How much of the worship streamed online has been a comfort to the clergy, an opportunity for them to continue to perform (even if no one is watching) – how much has it been meeting the spiritual needs of the congregation? What is the Anglican theological response to the benefits of watching communion online (Thomas Crammer et al sadly overlooked this issue so we find no simple answers in the 39 Articles).

When we re-open our buildings will the people return? I suspect that some will have realised their live goes on without going to Church and will not return, but I hope that there will be others that have been touched during this time who will, physically, seek out the Church for the first time – Dear God please let us offer them an effective welcome when they do...

Two quotes from the book that stuck out for me…

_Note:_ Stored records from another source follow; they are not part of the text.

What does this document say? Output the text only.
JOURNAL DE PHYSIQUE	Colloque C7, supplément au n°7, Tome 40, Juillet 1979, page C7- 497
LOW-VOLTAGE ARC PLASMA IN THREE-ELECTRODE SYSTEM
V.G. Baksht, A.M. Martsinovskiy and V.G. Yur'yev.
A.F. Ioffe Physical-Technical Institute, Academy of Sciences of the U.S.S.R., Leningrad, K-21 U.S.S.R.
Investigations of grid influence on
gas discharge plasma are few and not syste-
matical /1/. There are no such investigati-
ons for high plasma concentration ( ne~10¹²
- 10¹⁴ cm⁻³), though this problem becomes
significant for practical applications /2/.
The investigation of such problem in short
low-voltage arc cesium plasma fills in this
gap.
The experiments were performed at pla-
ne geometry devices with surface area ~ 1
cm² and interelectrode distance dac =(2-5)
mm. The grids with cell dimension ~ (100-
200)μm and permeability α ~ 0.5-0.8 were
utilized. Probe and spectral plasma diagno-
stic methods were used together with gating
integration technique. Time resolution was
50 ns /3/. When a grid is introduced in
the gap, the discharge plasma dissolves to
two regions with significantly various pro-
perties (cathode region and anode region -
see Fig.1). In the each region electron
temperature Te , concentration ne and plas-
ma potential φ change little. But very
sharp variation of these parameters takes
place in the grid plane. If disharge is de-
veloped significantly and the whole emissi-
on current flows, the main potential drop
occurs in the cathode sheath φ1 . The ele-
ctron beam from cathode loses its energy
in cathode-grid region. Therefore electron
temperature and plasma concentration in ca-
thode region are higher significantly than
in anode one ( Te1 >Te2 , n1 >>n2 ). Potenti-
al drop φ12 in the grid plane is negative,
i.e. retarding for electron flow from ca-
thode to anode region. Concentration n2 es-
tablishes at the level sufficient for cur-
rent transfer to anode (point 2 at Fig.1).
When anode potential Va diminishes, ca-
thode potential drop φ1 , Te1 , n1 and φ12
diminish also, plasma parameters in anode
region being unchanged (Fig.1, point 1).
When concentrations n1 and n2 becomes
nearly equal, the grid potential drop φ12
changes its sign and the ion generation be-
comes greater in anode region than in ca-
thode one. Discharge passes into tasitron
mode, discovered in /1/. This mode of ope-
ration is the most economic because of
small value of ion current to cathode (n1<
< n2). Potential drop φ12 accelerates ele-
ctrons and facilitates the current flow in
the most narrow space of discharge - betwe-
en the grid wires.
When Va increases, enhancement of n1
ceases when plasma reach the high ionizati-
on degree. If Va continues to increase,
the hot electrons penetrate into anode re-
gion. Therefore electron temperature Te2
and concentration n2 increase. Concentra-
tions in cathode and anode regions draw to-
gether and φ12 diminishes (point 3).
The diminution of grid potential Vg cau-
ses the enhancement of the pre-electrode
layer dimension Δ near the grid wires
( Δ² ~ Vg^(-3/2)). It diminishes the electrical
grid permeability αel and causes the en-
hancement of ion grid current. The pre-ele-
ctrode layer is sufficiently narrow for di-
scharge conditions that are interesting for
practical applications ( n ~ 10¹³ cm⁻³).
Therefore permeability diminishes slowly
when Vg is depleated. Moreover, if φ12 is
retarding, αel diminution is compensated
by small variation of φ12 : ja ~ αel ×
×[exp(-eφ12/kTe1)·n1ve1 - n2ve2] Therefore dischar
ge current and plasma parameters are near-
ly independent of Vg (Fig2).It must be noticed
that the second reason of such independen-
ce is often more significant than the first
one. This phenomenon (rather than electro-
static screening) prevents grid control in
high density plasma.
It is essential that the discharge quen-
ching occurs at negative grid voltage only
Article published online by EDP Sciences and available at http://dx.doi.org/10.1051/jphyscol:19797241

After recounting the shock of a congregation that someone had not known that the man on the cross around her neck was Jesus – Bradbury writes “But perhaps the real horror is that so many people find that story surprising. Much of the church is so protected from the reality of our own exile that this is in effect its own form of unconscious denial.” I think I encounter this a lot, people within the Church that don’t get that most people are not put off by the way the Church is - they are simply unaware of its existence (they might still be put off if they knew, but that is another story). We have a blank canvass with which to paint a better reflection of the Kingdom of Heaven.

“The humble, unnervingly simple practice of silence before God is an act of faith in the truth that we are not indispensable and only the Spirit is.” In the face of the current situation words are hard to find, silence might be better. My parents reflected on the experience of an online Julian Group – spending half an hour online with others essentially in silence – a silence held collectively perhaps but was it worth it. A lot of the worship shared online seems to have been full of words and perhaps touched by the need to maintain the indispensable [sic] performance of the clergy.

I know I am probably judging a little harshly the efforts of people to do their best in unknown and challenging times – I have all the faults of an armchair critic – and I ask for forgiveness for that.